La carnicería o macellum es otro de los edifi­cios primordiales por la importancia que supone el sacrificio ritual de los animales.

Hasta comienzos del siglo XV en algunas localidades son compartidas con mudéjares y cristianos (Tarazona, La Almunia de Doña Godina, Tamarite, Illueca, Alcañiz, Luna o El Frago), aunque poseían taula propia y un matarife que sacrificaba según la regulación rabínica. Sin embargo, a partir de ese momento, terminarán por independizarse, más tarde o más temprano, como en Zaragoza, Hueca, Fraga o Calatayud. Se trata, por lo común, de un espacio al aire libre, empleado como matadero, y otro cerrado, por lo general cubierto, donde se vendía la carne en distintos puestos.

En principio, la postura cristiana es tolerante, al permitirles proveerse de carne y poseer sus propios lugares de pasto.
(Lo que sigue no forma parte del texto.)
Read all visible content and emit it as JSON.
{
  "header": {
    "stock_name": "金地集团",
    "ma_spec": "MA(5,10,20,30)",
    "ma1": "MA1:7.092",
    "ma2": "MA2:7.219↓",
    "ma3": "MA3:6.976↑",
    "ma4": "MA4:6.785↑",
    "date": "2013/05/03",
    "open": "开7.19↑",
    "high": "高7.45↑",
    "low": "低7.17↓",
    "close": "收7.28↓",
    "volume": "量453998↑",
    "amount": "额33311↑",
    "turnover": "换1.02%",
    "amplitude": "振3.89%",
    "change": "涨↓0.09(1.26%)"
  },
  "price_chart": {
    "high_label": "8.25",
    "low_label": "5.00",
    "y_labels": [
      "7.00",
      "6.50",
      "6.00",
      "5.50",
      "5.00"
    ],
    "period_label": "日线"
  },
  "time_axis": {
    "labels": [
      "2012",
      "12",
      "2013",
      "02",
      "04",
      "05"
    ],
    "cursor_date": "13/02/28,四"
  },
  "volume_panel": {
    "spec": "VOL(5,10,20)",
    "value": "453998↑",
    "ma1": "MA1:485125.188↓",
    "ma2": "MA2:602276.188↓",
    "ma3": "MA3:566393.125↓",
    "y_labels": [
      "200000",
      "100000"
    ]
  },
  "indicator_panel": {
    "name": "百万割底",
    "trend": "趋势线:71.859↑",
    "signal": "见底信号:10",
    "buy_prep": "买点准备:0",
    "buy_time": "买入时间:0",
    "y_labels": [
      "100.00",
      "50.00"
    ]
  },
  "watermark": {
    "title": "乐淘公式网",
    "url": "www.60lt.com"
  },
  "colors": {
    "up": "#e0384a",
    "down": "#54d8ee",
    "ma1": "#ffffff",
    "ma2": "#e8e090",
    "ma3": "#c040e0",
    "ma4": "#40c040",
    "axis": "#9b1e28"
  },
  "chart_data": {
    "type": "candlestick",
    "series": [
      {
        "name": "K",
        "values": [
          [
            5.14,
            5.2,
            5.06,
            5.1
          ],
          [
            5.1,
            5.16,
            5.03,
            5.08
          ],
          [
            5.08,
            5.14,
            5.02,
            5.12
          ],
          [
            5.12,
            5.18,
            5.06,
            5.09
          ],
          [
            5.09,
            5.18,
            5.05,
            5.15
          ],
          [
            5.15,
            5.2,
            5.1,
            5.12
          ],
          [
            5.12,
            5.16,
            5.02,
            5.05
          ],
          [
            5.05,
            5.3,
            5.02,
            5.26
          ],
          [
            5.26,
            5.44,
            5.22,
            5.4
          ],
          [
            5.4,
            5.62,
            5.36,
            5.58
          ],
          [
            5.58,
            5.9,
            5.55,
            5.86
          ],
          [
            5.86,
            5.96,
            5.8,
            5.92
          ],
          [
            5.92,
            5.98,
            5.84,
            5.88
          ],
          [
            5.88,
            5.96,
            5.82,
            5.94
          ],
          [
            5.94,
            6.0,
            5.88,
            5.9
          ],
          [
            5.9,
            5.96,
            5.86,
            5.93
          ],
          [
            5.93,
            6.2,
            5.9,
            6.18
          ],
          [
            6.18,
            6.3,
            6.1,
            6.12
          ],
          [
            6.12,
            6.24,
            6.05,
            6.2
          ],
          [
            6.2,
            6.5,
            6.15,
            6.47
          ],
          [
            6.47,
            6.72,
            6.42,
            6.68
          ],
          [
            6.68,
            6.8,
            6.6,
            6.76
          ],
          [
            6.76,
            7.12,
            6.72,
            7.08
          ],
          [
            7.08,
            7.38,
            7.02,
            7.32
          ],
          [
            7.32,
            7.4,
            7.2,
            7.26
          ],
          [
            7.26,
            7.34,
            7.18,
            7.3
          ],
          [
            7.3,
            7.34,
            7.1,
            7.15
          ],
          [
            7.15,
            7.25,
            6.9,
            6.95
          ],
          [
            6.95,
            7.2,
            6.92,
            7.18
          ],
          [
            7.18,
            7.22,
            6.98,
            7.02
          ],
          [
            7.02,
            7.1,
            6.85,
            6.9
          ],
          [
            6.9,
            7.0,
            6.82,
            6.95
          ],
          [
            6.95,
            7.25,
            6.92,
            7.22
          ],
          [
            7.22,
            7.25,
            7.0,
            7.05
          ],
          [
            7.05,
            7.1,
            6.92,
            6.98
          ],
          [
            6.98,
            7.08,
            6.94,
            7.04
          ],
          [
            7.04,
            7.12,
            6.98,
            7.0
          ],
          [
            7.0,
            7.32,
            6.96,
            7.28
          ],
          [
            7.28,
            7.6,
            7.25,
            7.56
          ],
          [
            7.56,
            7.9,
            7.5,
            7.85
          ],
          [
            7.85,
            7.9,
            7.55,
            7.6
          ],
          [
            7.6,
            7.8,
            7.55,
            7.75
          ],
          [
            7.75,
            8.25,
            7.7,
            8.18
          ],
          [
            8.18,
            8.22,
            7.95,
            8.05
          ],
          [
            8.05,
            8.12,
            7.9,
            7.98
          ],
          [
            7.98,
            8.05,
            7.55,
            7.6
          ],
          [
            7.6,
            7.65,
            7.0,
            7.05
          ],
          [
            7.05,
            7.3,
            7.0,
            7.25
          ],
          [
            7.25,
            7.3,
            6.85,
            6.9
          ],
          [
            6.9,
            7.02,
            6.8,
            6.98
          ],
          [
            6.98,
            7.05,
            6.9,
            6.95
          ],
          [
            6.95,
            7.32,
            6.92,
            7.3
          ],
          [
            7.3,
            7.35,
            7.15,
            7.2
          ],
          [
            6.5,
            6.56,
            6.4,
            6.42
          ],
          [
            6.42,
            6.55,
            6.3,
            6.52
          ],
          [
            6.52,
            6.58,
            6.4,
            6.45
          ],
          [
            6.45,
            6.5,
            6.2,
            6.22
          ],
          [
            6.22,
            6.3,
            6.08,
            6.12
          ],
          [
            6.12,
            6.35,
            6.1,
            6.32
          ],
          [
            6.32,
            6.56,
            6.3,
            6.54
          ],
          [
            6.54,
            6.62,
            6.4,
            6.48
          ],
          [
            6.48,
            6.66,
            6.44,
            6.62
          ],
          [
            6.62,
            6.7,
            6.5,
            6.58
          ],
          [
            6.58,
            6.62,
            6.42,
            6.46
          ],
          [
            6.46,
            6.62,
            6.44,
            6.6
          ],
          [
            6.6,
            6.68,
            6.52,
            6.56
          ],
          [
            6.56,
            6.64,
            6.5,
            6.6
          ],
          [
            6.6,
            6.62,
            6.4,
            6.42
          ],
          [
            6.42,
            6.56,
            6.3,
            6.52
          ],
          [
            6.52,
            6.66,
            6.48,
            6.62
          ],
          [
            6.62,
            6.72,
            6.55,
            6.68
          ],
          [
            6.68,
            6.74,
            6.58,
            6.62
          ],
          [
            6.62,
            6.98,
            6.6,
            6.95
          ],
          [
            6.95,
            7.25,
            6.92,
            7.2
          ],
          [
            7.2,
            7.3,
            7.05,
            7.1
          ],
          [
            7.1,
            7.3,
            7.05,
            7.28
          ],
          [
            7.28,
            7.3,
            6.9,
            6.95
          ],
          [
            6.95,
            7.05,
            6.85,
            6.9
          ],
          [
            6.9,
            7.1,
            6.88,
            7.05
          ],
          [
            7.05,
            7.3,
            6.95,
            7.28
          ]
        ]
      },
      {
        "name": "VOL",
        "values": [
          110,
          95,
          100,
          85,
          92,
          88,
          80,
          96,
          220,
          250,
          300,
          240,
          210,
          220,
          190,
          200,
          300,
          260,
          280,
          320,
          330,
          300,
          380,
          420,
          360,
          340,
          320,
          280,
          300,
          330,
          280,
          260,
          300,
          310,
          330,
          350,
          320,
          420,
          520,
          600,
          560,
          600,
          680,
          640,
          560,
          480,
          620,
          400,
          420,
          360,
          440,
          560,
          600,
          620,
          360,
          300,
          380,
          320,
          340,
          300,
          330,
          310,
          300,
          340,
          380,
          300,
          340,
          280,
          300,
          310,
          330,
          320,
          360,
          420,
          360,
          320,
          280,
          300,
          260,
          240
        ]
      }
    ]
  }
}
El statuto de los ganados firmado en Jaca, el último tercio del siglo XV, además de garantizar que las piaras de cerdos (la porquería) no circunvalarían la judería, establece un cupo de diez carneros pora su provision, además de las doscientas cabezas que pastaban en la dehesa para los vecinos de la ciudad. Si los requerimientos alimentarios lo exigían, deberían negociar con el Concejo una ampliación, no pudiendo superar veinte reses. En una comunidad de treinta viviendas como Luesia, el arzobispo, que es su señor jurisdiccional, consiente que críen entre 25 y 30 carneros, prácticamente uno por familia.

El sacrificio de las reses requiere una pericia particular, pues se debe cortar las arterias y la tráquea del animal de un solo golpe de cuchillo para evitar su sufrimiento, tras lo cual le sigue una inspección minuciosa para asegurarse de que no padece enfermedad alguna. El shohet o carnicero es contratado por la comunidad, remunerándole con un salario fijo y exigiéndole dedicación exclusiva, no pudiendo haber otro profesional con licencia para llevar a cabo los sacrificios.

El Levítico divide a los animales terrestres en dos categorías: las manadas y rebaños que cuidan sus dueños y les proveen de alimento, y los restantes. Ello es importante porque la norma prohíbe sacrificar animales que no han criado, de modo que los cuadrúpedos se limitan a tres especies domésticas: ovejas, cabras y reses. Además de los rumiantes con pezuña hendida son aptos los peces con aletas y escamas, y las aves bípedas con alas.